When it comes to relations between the United States and Russia, it can be hard to tease out the politics from the personalities. Sovietologist and political scientist William Taubman has made this task into something of a specialty. He has studied Russian language, politics and culture for 50 years, and is the Pulitzer Prize-winning author of the biography, "Khrushchev: The Man and his Era" (W.W. Norton & Co./2003).
Taubman says that although Russian President Vladimir Putin and President Donald Trump initially seemed poised to make a deal, the two countries have returned to a “new Cold War,” with deeply-rooted aggressions that are both real and perceived. Taubman is giving a talk entitled, “What’s Up With Russia?” at a ticketed event at the Carolina Hotel in Pinehurst, North Carolina at 6:30 p.m. tonight.
Host Frank Stasio talks with Taubman, Bertrand Snell Professor of Political Science Emeritus at Amherst College, about his life’s work.
INTERVIEW HIGHLIGHTS
On the current state of Russia:
Russia is in a bad state in some ways and in a good state in other ways. Putin managed to bring it back from what he describes as a miserable time in the ‘90s. And from what he describes as the greatest political catastrophe of the 20th century, the collapse of the Soviet Union. So people are living better than they have for many years.
But, on the other hand, as a result of the sanctions imposed by the West, and the fall in oil and gas prices, the standard of living is now going down after going up. Many people would like to demonstrate...Hundreds of thousands came out in 2011-2012. And Mr. Putin didn’t like that. So he began arresting them and threatening them. And so they went back inside, many of them, to avoid being detained. So in that sense, Russia is an unhappier place than you might expect.
On Putin’s approach to building power:
Putin’s formula is to build his legitimacy now through nationalism and annexation of Crimea...What he and his media portray as a victorious war in Syria and their intervention in Ukraine. That is, until a few years ago, he seemed to be buying the loyalty of the Russian people by improving their living standards. But now he’s buying it by appearing to be a victorious statesman and warrior. And that of course makes life more difficult for the people around him and for us.
On Russian interference in the U.S. election:
One thing you have to go back to is that when the Soviet Union collapsed, at that time and for the next 10 years, the United States worked in various ways – out in the open – through agencies like USAID and others to help the Russians learn to practice democracy. We had people over there helping them to run campaigns and that sort of thing. But to a guy like Putin – in the KGB at that time and retaining that psychology – that looked to him like interference in their internal affairs. And although I can’t prove it, I am absolutely certain that when Putin put his minions up to interfering in our election, he said to himself: It’s no different. They interfered in our elections. We’re going to interfere in their elections.
On the unfolding Trump-Putin relationship:
Up until now, Trump has been very positive about Putin, as Putin has been about Trump.
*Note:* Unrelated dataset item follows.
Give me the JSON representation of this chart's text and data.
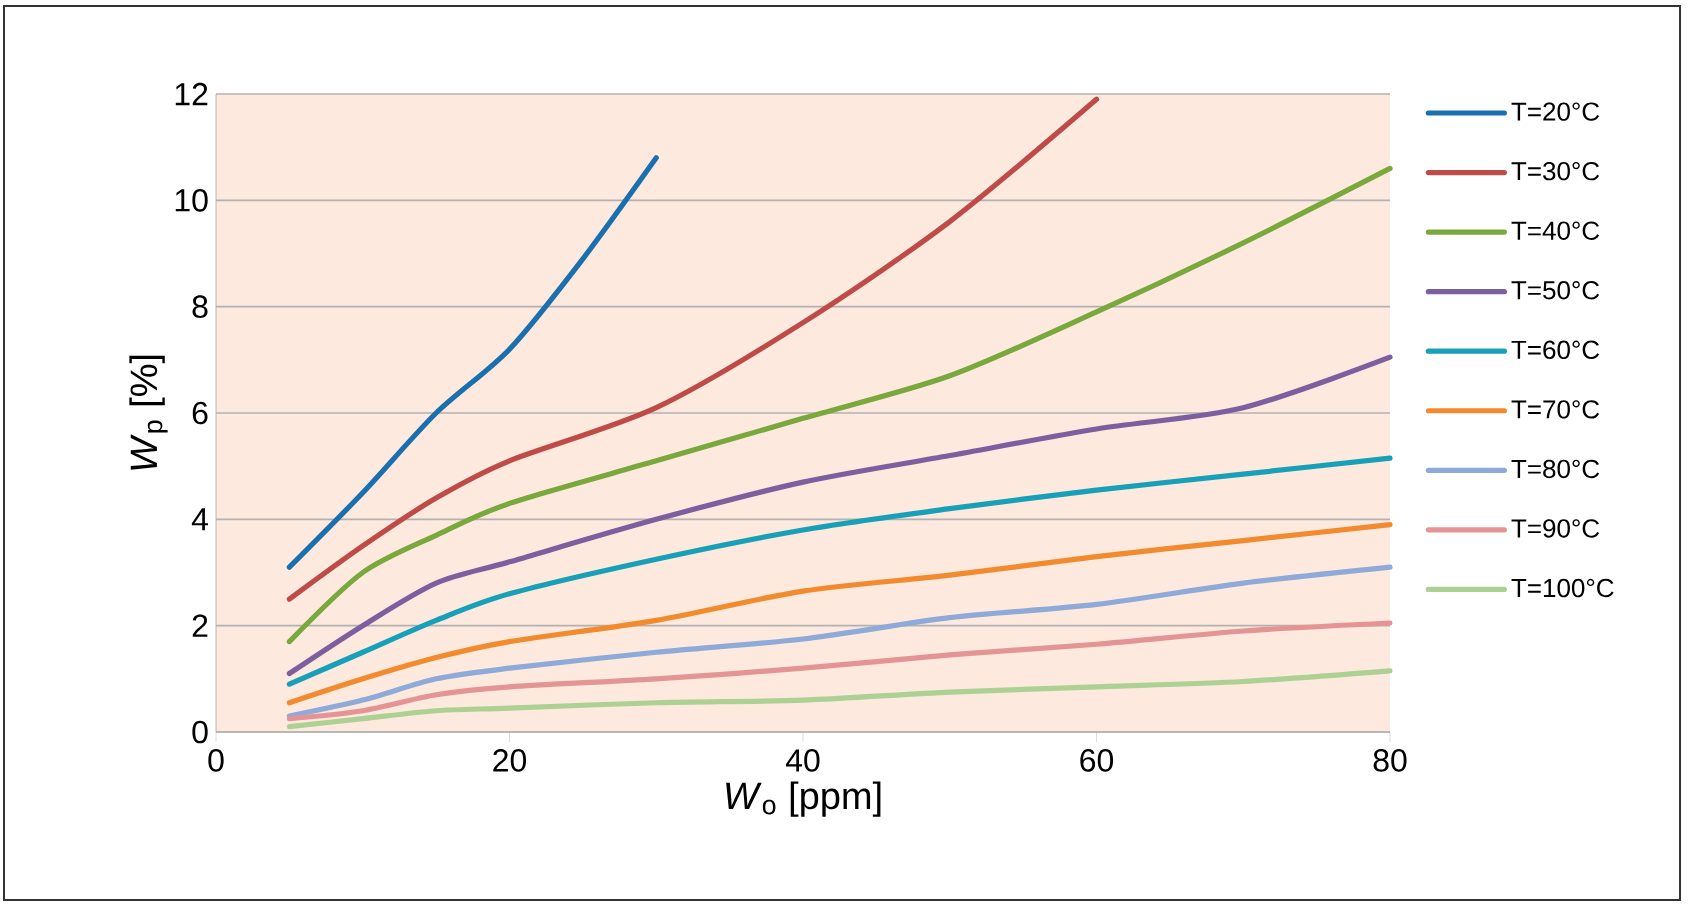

And I must say that, as a Russia specialist all these years and somebody who watches the new Cold War closely, my thought was that this was not a bad thing. And that Trump might indeed be able to do a deal with Putin, which might be useful to both sides and the world. In the sense that, I think the new Cold War is too nasty. The new Cold War is nastier than it needs to be.
You know, we’ve gotten to the point where it’s as if no senator or congressman in the United States can say the word “Putin” without prefacing it with “murderer” and “thug.” Putin is not a nice person. He’s a bad person. But it doesn’t help to conduct relations with somebody by prefacing their name with “murderer” or “thug.” So to the extent Trump wanted to make a deal, depending upon the nature of the deal, it might have been a good thing.